Bangladesh Migrant Workers Forum and GLJ-ILRF Urge UN Experts to Act on Increasingly Hostile Civic Space for Migrant Workers in Malaysia and Worldwide

Early this week, Malaysian glove manufacturing giant Top Glove reported that a Nepali worker had died due to COVID-19 in one of its facilities in Klang District, site of an outbreak affecting over 5,000 mostly migrant workers. Another Nepali worker tried to sound the alarm to this outbreak last September by anonymously sharing photos that showed workers crowding into a Top Glove factory. That worker was immediately fired.

In Malaysia as well as other countries dependent on migrant workers for key industries, migrant worker exploitation is aided by a hostile civic space that clamps down on free speech and freedom of association. In these countries, migrant workers are often at the bottom of supply chains and left out of protections for basic freedoms by immigration regimes. Rising xenophobia in response to COVID-19 has also left migrant workers around the world under further attack from governments and their employers.

Bangladesh Migrant Workers Forum and GLJ-ILRF, along with Rayhan Kabir, today filed a submission to five UN special rapporteurs to seek action on the global patterns of arbitrary detention of non-citizens, and retaliation for the exercise of free speech. In the same submission, we highlight Malaysia’s immigration enforcement against Bangladeshi migrant worker Rayhan Kabir, who was detained, deported and blacklisted nearly five months ago for speaking in an Al Jazeera documentary against Malaysia’s arrest and deportation of migrant workers during the pandemic.

We are asking the Special Rapporteurs on freedom of opinion and expression, migrants, racism, human rights defenders, and health to: (1) issue communications to Malaysia about its immigration enforcement action against Rayhan Kabir amounting to violations of his freedom of expression and against arbitrary detention; (2) recommend that Malaysia reaffirms the rights of all noncitizens in the country, including migrant workers and refugees, to freedom of expression and against arbitrary detention; and (3) address general patterns and worldwide trend of arbitrary detention of non-citizens – and of retaliation for exercise of free speech by workers, including migrant workers and their defenders.

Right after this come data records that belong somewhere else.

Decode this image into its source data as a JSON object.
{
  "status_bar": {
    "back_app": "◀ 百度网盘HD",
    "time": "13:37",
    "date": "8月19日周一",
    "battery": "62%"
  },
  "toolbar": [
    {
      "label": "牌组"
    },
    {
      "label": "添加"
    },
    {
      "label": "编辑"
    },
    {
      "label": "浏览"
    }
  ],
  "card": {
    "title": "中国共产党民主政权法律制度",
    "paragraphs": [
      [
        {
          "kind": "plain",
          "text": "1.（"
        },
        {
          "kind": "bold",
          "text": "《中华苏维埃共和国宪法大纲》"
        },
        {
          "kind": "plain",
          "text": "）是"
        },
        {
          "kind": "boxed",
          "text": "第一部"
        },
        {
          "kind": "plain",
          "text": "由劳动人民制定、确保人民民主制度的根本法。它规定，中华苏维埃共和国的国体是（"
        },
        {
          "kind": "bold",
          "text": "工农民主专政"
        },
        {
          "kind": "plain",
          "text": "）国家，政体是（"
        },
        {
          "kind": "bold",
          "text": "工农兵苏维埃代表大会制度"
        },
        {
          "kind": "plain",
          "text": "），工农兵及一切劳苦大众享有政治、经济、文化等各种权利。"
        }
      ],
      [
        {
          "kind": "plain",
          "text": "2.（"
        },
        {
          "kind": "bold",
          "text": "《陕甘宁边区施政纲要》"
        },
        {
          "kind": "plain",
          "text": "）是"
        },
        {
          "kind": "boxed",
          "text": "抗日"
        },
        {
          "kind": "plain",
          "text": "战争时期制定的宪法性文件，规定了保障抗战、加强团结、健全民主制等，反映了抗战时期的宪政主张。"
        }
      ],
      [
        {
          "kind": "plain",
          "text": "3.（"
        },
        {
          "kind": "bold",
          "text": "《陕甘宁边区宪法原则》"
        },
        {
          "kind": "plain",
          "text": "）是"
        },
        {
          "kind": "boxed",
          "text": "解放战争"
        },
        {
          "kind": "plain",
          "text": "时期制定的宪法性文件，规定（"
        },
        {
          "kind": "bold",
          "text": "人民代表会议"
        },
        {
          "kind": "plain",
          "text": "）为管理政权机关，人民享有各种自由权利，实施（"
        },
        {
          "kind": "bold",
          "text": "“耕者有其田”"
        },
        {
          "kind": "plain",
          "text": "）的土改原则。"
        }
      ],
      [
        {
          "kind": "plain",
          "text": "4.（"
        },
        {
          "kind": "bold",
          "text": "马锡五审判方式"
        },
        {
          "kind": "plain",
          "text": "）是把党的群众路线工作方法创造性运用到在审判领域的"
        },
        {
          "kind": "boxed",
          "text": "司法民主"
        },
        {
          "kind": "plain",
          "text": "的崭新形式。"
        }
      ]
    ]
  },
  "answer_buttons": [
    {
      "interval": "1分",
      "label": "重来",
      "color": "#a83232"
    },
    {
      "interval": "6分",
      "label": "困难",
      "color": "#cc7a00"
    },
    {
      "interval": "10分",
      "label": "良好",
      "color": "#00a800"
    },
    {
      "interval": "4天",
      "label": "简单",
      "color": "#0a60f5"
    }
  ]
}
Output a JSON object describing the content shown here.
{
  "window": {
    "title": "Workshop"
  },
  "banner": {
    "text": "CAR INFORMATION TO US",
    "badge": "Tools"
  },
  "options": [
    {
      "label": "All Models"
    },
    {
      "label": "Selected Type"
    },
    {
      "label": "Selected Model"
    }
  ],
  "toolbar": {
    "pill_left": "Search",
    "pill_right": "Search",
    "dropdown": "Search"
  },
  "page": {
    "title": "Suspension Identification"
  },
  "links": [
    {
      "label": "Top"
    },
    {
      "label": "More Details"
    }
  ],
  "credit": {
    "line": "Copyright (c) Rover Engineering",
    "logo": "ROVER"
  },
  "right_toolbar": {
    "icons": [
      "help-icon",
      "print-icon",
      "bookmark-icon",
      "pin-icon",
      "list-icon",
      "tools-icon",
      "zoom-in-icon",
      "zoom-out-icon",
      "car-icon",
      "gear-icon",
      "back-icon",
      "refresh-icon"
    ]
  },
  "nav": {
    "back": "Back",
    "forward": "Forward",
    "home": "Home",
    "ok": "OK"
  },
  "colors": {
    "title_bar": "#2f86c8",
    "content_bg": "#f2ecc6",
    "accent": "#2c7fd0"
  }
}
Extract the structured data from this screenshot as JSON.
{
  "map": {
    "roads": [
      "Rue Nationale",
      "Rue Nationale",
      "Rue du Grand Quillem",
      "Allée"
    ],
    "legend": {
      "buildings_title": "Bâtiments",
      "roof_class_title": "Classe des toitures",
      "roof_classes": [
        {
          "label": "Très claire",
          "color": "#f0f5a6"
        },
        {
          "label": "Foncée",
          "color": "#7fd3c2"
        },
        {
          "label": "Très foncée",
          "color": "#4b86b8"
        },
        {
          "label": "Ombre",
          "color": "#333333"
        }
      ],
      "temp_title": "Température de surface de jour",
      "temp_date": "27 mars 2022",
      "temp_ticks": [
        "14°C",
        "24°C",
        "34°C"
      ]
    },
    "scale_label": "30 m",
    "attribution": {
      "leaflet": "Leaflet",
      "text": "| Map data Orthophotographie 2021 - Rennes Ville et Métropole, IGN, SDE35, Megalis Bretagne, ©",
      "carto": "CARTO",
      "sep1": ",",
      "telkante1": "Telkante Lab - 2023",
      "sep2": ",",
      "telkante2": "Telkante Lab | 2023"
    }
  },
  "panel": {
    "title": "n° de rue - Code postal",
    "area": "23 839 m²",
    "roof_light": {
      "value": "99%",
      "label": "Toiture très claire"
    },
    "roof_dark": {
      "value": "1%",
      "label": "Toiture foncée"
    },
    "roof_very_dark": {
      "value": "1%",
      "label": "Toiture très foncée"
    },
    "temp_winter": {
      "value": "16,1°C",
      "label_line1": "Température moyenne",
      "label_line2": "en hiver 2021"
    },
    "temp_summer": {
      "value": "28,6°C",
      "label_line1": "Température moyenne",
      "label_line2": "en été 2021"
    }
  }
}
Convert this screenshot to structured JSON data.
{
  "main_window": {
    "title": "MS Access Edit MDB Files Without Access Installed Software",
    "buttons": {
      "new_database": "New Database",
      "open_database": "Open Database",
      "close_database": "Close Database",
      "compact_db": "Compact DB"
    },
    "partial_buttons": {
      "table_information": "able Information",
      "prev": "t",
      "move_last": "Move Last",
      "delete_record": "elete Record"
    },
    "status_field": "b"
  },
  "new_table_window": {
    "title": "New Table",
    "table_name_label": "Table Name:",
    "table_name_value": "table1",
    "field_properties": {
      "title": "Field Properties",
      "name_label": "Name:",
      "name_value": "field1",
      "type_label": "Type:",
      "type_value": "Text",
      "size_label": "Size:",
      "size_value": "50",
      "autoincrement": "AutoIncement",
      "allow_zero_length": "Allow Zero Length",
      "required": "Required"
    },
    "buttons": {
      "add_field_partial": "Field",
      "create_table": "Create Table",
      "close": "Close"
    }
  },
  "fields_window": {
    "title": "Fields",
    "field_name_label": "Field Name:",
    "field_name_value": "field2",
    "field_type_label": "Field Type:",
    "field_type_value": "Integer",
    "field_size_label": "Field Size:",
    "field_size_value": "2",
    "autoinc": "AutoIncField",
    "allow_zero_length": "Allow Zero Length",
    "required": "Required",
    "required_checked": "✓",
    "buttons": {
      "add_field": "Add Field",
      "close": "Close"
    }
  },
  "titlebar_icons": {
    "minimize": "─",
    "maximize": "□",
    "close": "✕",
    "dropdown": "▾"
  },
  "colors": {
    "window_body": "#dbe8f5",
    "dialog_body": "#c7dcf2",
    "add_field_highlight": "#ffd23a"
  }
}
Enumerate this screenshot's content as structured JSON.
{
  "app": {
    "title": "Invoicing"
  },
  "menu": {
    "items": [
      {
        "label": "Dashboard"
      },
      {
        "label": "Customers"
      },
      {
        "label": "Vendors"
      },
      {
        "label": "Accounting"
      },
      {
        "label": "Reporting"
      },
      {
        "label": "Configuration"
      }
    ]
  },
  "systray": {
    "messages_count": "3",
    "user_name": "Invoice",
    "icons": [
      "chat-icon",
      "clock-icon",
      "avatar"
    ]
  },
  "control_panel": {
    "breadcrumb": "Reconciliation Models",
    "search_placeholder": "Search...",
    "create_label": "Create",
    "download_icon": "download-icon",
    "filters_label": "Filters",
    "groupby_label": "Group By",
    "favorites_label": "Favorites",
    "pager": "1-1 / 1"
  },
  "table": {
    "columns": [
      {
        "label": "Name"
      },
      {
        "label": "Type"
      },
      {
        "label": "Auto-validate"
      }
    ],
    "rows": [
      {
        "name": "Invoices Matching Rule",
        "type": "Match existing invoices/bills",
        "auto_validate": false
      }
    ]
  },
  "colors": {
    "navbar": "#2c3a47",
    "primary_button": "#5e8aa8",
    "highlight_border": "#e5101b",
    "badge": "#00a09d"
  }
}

Malaysia’s detention of Kabir from July 24 to August 19, 2020 violates international standards protecting rights to freedom of expression and against arbitrary detention –  and was done against the backdrop of increasing xenophobia and hate speech against non-citizens, especially against Rohingya refugees and migrant workers. The case also highlights the disturbing use of immigration detention to silence dissent.

Malaysia has repeatedly used immigration enforcement to repress migrant workers’ freedom of expression. In recent years, Malaysian officials have acknowledged to UN officials that migrant workers in Malaysia are “scared” to report rights violations due to fear of deportation. Malaysia’s current immigration regime facilitates this type of retaliation by imposing universal mandatory detention and deportation for non-citizens who violate the immigration law, regardless of fault or protected status. Use of immigration enforcement to retaliate against migrant workers for exercising their rights to freedom of expression, as in Kabir’s case, has a chilling effect on not only migrant workers’ speech, but also their freedom to associate in unions and workers’ organizations, an essential condition for decent work.

According to GLJ-ILRF Executive Director JJ Rosenbaum: “Especially during the COVID-19 pandemic, protecting the rights of non-citizens is critical for protecting their right to health. Freedom of expression is a prerequisite for free flows of information between government actors and non-citizens that are essential for providing health care and collecting public health data. All non-citizens must be protected in their exercise of freedom of expression, regardless of migration status, consistent with their fundamental human rights and in the interest of public health. We urge the UN special rapporteurs to urgently bring our concerns to the Malaysian government, especially in view of the current COVID-19 outbreak affecting mostly migrant workers.”

Read the full submission [here].

Global Labor Justice – International Labor Rights Forum (GLJ – ILRF) is a newly merged organization bringing strategic capacity to cross-sectoral work on global value chains and labor migration corridors. GLJ-ILRF holds global corporations accountable for labor rights violations in their supply chains, advances policies and laws that protect decent work and just migration, and strengthens freedom of association, new forms of bargaining, and worker organizations.